El 7 de junio de 1976 Julio Cortázar quiso filmar un crepúsculo. De hecho, quiso filmar muchos crepúsculos. También le gustaba fumar y las medialunas (imagino que medialunas, menciona tantas medialunas) y el café y fumar y fumar.

Un comensal pidió un castillo sangriento en el restaurante Polidor. Yo leí un castillo “sangrante”; errores de distinta traducción encontrándose en diferentes niveles. Para Juan (narrador en ese momento, el traduttore traditore), los hilos significantes conectan el castillo con la condesa sangrienta. En ese sentido son varias las vampiresas que recorren las páginas de 62/.

Pizarnik (“mi bicho, vení a estas líneas”) y Cortázar eran admiradores de la surrealista francesa Valentine Penrose y su Comtesse sanglante (1962), ya en 1966 la poeta escribió un libro homónimo al de Penrose, juego de espejos unidos por el reflejo de la aristócrata húngara del siglo XVI y acusada de asesinar a cientos de doncellas para obtener su sangre, Erzsébet Báthory.

Y cómo no centrarse en el personaje de Hélène, el signo de la fatalidad. Se diría una Báthory silenciosa, pero más Carmilla en otras esencias (sin embargo nos damos cuenta que todos los caminos llevan a Hungría) y por ello es también un poco Cris. Aunque para el año de publicarse el libro, Cortázar y Peri Rossi aún no se habían conocido. Como en las primeras páginas de 62/, aún no conocemos al paciente muerto o la muñeca rota de monsieur Ochs dentro de un armario.

Cortázar tuvo una relación de amistad y un poco más, tal vez un poco más, con Cris.
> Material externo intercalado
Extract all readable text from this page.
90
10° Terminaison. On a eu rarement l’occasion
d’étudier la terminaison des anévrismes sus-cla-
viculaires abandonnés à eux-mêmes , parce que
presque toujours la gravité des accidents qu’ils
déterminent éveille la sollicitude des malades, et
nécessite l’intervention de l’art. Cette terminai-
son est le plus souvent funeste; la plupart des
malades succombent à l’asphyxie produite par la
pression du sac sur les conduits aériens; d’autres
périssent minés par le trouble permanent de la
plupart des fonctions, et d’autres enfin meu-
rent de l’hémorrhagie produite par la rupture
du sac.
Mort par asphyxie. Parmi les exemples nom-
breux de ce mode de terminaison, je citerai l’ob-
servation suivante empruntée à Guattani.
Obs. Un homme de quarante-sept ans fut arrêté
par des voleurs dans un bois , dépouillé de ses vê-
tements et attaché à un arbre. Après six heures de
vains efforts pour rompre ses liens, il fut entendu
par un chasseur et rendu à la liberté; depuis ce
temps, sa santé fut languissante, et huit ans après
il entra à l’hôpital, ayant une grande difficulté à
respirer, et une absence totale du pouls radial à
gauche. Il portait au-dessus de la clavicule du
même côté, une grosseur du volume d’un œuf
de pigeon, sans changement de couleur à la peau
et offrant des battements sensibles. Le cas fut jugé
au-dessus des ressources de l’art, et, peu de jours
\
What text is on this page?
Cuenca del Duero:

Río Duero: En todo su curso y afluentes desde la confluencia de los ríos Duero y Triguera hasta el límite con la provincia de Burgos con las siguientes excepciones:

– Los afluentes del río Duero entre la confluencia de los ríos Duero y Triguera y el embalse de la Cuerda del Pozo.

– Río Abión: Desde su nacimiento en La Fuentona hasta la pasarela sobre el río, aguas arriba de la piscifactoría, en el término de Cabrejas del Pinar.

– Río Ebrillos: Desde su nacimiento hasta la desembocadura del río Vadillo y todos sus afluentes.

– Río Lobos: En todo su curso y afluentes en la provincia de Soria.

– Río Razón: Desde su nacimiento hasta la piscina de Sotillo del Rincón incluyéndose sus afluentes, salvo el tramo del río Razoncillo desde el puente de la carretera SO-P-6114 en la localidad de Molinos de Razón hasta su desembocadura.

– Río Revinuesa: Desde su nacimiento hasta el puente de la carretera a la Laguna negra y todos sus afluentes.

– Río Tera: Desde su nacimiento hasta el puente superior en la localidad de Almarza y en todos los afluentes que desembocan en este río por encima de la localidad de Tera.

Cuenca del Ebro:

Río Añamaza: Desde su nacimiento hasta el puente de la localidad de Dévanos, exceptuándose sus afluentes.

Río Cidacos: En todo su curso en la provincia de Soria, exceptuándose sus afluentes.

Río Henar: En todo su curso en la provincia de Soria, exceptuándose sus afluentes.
Lo plasmó en quince poemas: Cinco poemas para Cris, Otros cinco poemas para Cris y Cinco últimos poemas para Cris. El problema era, citando una de las estrofas:

Recuerdo a Saint — Exupéry: “El amor
no es mirar lo que se ama
sino mirar los dos en una misma dirección”.
Pero él no sospechó que tantas veces
los dos mirábamos fascinados a una misma mujer
y que la espléndida, feliz definición
se viene al suelo como un gris pelele.

En realidad el comensal había pedido un “chateaubriand saignant”, es decir, un “bife sangrante”. Así, al igual que Juan, me encuentro en el medio del coágulo y no estaba tan lejos de esas líneas que no se sabe muy bien de dónde estiran o hacia qué lado van, si serán solo para arrastrarnos a significantes transparentes y quebradizos. Portales hacia habitaciones donde espiamos agazapados en el umbral de la habitación 22 a viejas condesas, caracoles en los bolsillos y amores de cámara oscura.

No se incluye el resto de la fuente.